Friday, March 31, 2023

Five Minutes Alone by Paul Cleave

 


Theodore Tate, known as Teddy, is finally getting his life back.  When his wife and daughter were hit by a car, his daughter killed and his wife left in a coma, Teddy went into a tailspin.  He started drinking heavily and ended up losing his job as a police detective in Christchurch, New Zealand.  He became a private investigator and after a successful case, ended up in the hospital himself.  But he is healed physically and his wife has woken from her coma.  Teddy even gets his job back and he thinks all is well.

His former partner, Schroder, didn't do as well.  He ended up damaged after a case, shot in the head.  The doctors weren't able to remove the bullet and Schroder is living under a death warrant.  One day the bullet will migrate in his brain and that will be his end.  He is off the police force, sitting in his house wondering what to do with the rest of his life.

But crime goes on no matter who is on the police force.  When called out to a man dead on the railroad tracks, Teddy and his new partner assume it is a suicide until the coroner tells them the man was dead before he was placed on the tracks.  Upon further investigation, it turns out that the man was a vicious rapist who had recently been released from prison.  Often after a rape or murder, the police are asked by the victim's family for 'just five minutes alone' with the perpetrator.  Had someone gotten their five minutes?

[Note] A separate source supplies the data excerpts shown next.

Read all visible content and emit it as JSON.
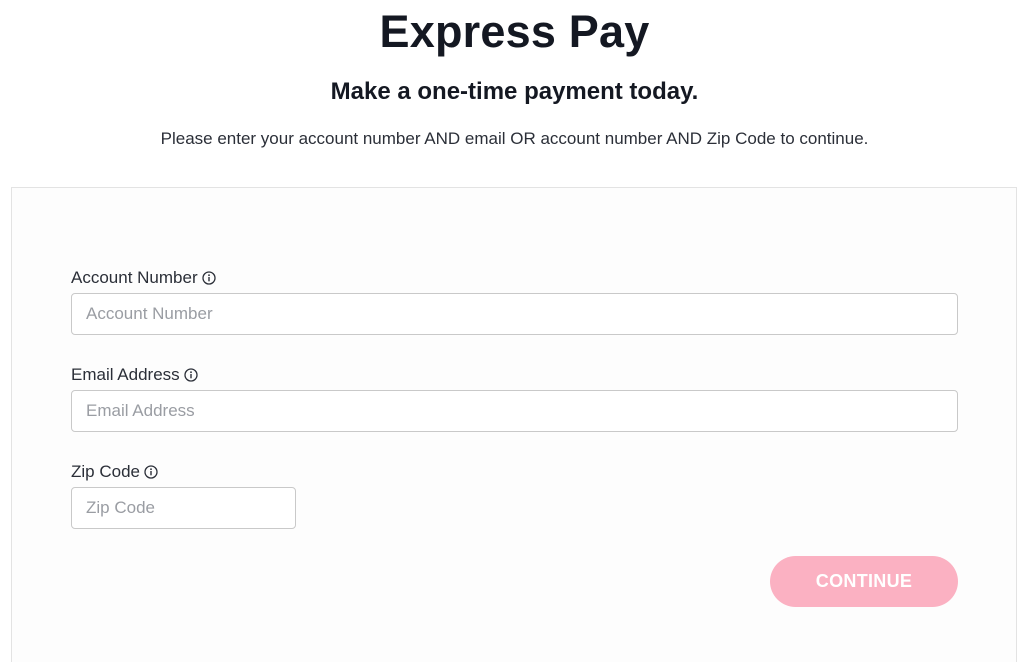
{
  "header": {
    "title": "Express Pay",
    "subtitle": "Make a one-time payment today.",
    "instructions": "Please enter your account number AND email OR account number AND Zip Code to continue."
  },
  "form": {
    "account_number": {
      "label": "Account Number",
      "placeholder": "Account Number",
      "value": ""
    },
    "email": {
      "label": "Email Address",
      "placeholder": "Email Address",
      "value": ""
    },
    "zip": {
      "label": "Zip Code",
      "placeholder": "Zip Code",
      "value": ""
    },
    "continue_label": "CONTINUE"
  },
  "colors": {
    "button_disabled": "#fbb1c2",
    "text_dark": "#141822"
  },
  "icons": {
    "info": "info-circle-icon"
  }
}
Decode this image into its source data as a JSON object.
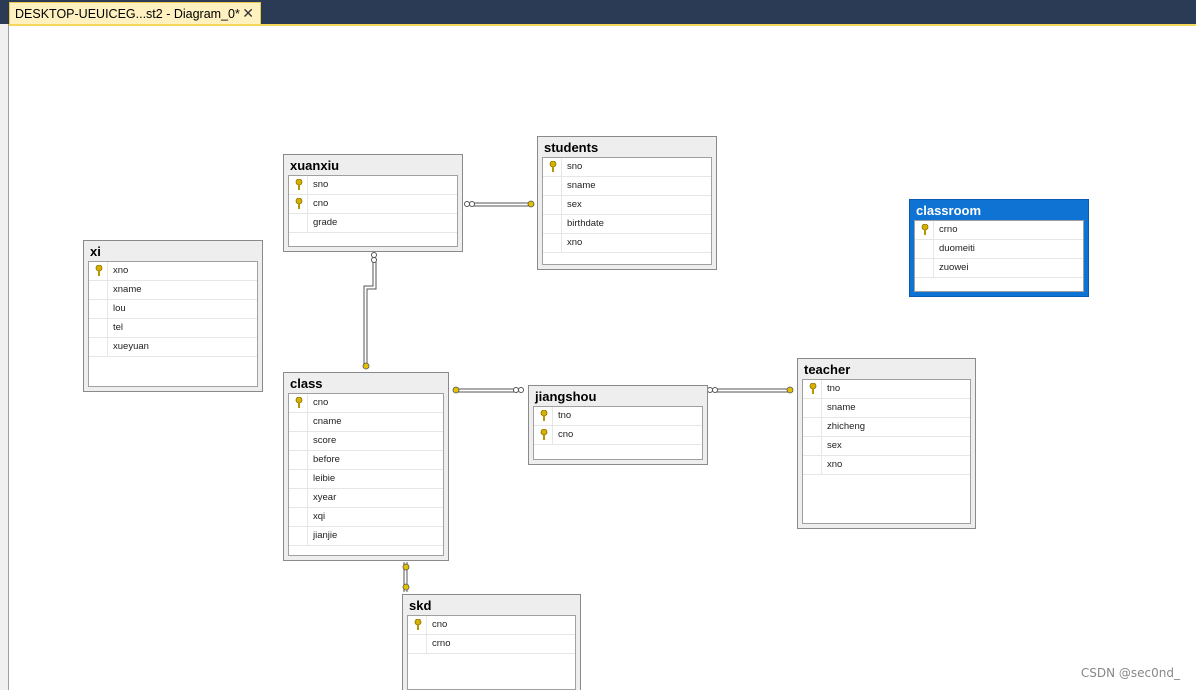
{
  "tab": {
    "title": "DESKTOP-UEUICEG...st2 - Diagram_0*",
    "close_label": "✕"
  },
  "tables": {
    "xuanxiu": {
      "name": "xuanxiu",
      "columns": [
        "sno",
        "cno",
        "grade"
      ]
    },
    "students": {
      "name": "students",
      "columns": [
        "sno",
        "sname",
        "sex",
        "birthdate",
        "xno"
      ]
    },
    "classroom": {
      "name": "classroom",
      "columns": [
        "crno",
        "duomeiti",
        "zuowei"
      ]
    },
    "xi": {
      "name": "xi",
      "columns": [
        "xno",
        "xname",
        "lou",
        "tel",
        "xueyuan"
      ]
    },
    "class": {
      "name": "class",
      "columns": [
        "cno",
        "cname",
        "score",
        "before",
        "leibie",
        "xyear",
        "xqi",
        "jianjie"
      ]
    },
    "jiangshou": {
      "name": "jiangshou",
      "columns": [
        "tno",
        "cno"
      ]
    },
    "teacher": {
      "name": "teacher",
      "columns": [
        "tno",
        "sname",
        "zhicheng",
        "sex",
        "xno"
      ]
    },
    "skd": {
      "name": "skd",
      "columns": [
        "cno",
        "crno"
      ]
    }
  },
  "watermark": "CSDN @sec0nd_",
  "colors": {
    "selected": "#0f73d4",
    "key": "#c8a000",
    "tab": "#fff2c0"
  },
  "icons": {
    "key": "key-icon",
    "close": "close-icon"
  }
}
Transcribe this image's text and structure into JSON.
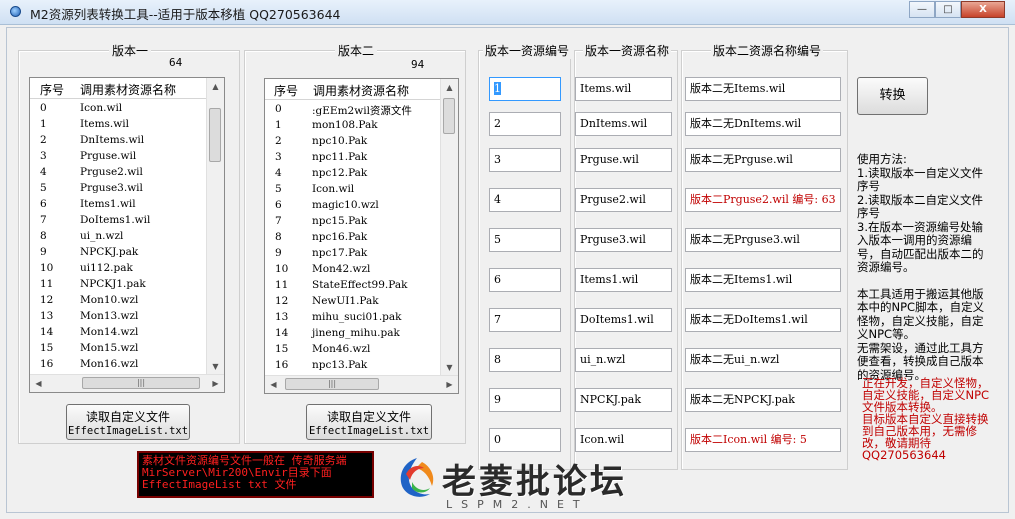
{
  "window": {
    "title": "M2资源列表转换工具--适用于版本移植 QQ270563644",
    "minimize": "—",
    "maximize": "□",
    "close": "X"
  },
  "version1": {
    "title": "版本一",
    "count": "64",
    "col_index": "序号",
    "col_name": "调用素材资源名称",
    "rows": [
      {
        "n": "0",
        "name": "Icon.wil"
      },
      {
        "n": "1",
        "name": "Items.wil"
      },
      {
        "n": "2",
        "name": "DnItems.wil"
      },
      {
        "n": "3",
        "name": "Prguse.wil"
      },
      {
        "n": "4",
        "name": "Prguse2.wil"
      },
      {
        "n": "5",
        "name": "Prguse3.wil"
      },
      {
        "n": "6",
        "name": "Items1.wil"
      },
      {
        "n": "7",
        "name": "DoItems1.wil"
      },
      {
        "n": "8",
        "name": "ui_n.wzl"
      },
      {
        "n": "9",
        "name": "NPCKJ.pak"
      },
      {
        "n": "10",
        "name": "ui112.pak"
      },
      {
        "n": "11",
        "name": "NPCKJ1.pak"
      },
      {
        "n": "12",
        "name": "Mon10.wzl"
      },
      {
        "n": "13",
        "name": "Mon13.wzl"
      },
      {
        "n": "14",
        "name": "Mon14.wzl"
      },
      {
        "n": "15",
        "name": "Mon15.wzl"
      },
      {
        "n": "16",
        "name": "Mon16.wzl"
      }
    ],
    "load_button_line1": "读取自定义文件",
    "load_button_line2": "EffectImageList.txt"
  },
  "version2": {
    "title": "版本二",
    "count": "94",
    "col_index": "序号",
    "col_name": "调用素材资源名称",
    "rows": [
      {
        "n": "0",
        "name": ":gEEm2wil资源文件"
      },
      {
        "n": "1",
        "name": "mon108.Pak"
      },
      {
        "n": "2",
        "name": "npc10.Pak"
      },
      {
        "n": "3",
        "name": "npc11.Pak"
      },
      {
        "n": "4",
        "name": "npc12.Pak"
      },
      {
        "n": "5",
        "name": "Icon.wil"
      },
      {
        "n": "6",
        "name": "magic10.wzl"
      },
      {
        "n": "7",
        "name": "npc15.Pak"
      },
      {
        "n": "8",
        "name": "npc16.Pak"
      },
      {
        "n": "9",
        "name": "npc17.Pak"
      },
      {
        "n": "10",
        "name": "Mon42.wzl"
      },
      {
        "n": "11",
        "name": "StateEffect99.Pak"
      },
      {
        "n": "12",
        "name": "NewUI1.Pak"
      },
      {
        "n": "13",
        "name": "mihu_suci01.pak"
      },
      {
        "n": "14",
        "name": "jineng_mihu.pak"
      },
      {
        "n": "15",
        "name": "Mon46.wzl"
      },
      {
        "n": "16",
        "name": "npc13.Pak"
      }
    ],
    "load_button_line1": "读取自定义文件",
    "load_button_line2": "EffectImageList.txt"
  },
  "mapping": {
    "col1_title": "版本一资源编号",
    "col2_title": "版本一资源名称",
    "col3_title": "版本二资源名称编号",
    "rows": [
      {
        "id": "1",
        "name": "Items.wil",
        "result": "版本二无Items.wil",
        "red": false
      },
      {
        "id": "2",
        "name": "DnItems.wil",
        "result": "版本二无DnItems.wil",
        "red": false
      },
      {
        "id": "3",
        "name": "Prguse.wil",
        "result": "版本二无Prguse.wil",
        "red": false
      },
      {
        "id": "4",
        "name": "Prguse2.wil",
        "result": "版本二Prguse2.wil 编号: 63",
        "red": true
      },
      {
        "id": "5",
        "name": "Prguse3.wil",
        "result": "版本二无Prguse3.wil",
        "red": false
      },
      {
        "id": "6",
        "name": "Items1.wil",
        "result": "版本二无Items1.wil",
        "red": false
      },
      {
        "id": "7",
        "name": "DoItems1.wil",
        "result": "版本二无DoItems1.wil",
        "red": false
      },
      {
        "id": "8",
        "name": "ui_n.wzl",
        "result": "版本二无ui_n.wzl",
        "red": false
      },
      {
        "id": "9",
        "name": "NPCKJ.pak",
        "result": "版本二无NPCKJ.pak",
        "red": false
      },
      {
        "id": "0",
        "name": "Icon.wil",
        "result": "版本二Icon.wil 编号: 5",
        "red": true
      }
    ]
  },
  "convert_button": "转换",
  "help": {
    "lines": [
      "使用方法:",
      "1.读取版本一自定义文件序号",
      "2.读取版本二自定义文件序号",
      "3.在版本一资源编号处输入版本一调用的资源编号，自动匹配出版本二的资源编号。",
      "",
      "本工具适用于搬运其他版本中的NPC脚本，自定义怪物，自定义技能，自定义NPC等。",
      "无需架设，通过此工具方便查看，转换成自己版本的资源编号。"
    ]
  },
  "red_note": {
    "lines": [
      "正在开发，自定义怪物，自定义技能，自定义NPC文件版本转换。",
      "目标版本自定义直接转换到自己版本用，无需修改，敬请期待",
      "QQ270563644"
    ]
  },
  "notice_box": {
    "lines": [
      "素材文件资源编号文件一般在 传奇服务端",
      "MirServer\\Mir200\\Envir目录下面",
      "EffectImageList txt 文件"
    ]
  },
  "watermark": {
    "text": "老菱批论坛",
    "sub": "LSPM2.NET"
  },
  "colors": {
    "red_text": "#c00000",
    "notice_bg": "#000000",
    "notice_text": "#ff2020"
  }
}
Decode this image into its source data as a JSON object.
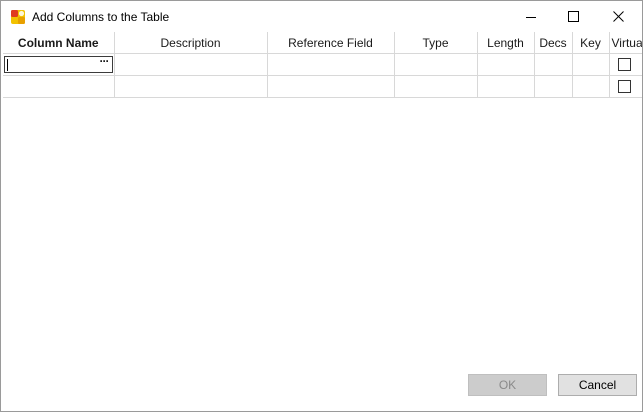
{
  "window": {
    "title": "Add Columns to the Table"
  },
  "grid": {
    "headers": [
      "Column Name",
      "Description",
      "Reference Field",
      "Type",
      "Length",
      "Decs",
      "Key",
      "Virtual"
    ],
    "rows": [
      {
        "virtual_checked": false
      },
      {
        "virtual_checked": false
      }
    ],
    "ellipsis_label": "···"
  },
  "buttons": {
    "ok_label": "OK",
    "cancel_label": "Cancel"
  }
}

That begins to seem likely as other murders start to occur.  In each case, the dead men are former rapists or murderers, guilty of vicious crimes that for whatever reason they managed to get out of.  Christchurch has a vigilante and Tate is put in charge of the investigation.  But he suspects that his worst fear is true; his former partner is now a killer.  

This is the fourth in the Theodore Tate series.  Teddy is a man who fate has tossed around but it finally seems that he is getting his life back together.  Readers cannot help but be on his side as he tiptoes a fine line between rounding up murderers and killing them.  There is violence and gruesome descriptions in this book that bring the work of a homicide detective into reality for the reader.  This book is recommended for mystery readers.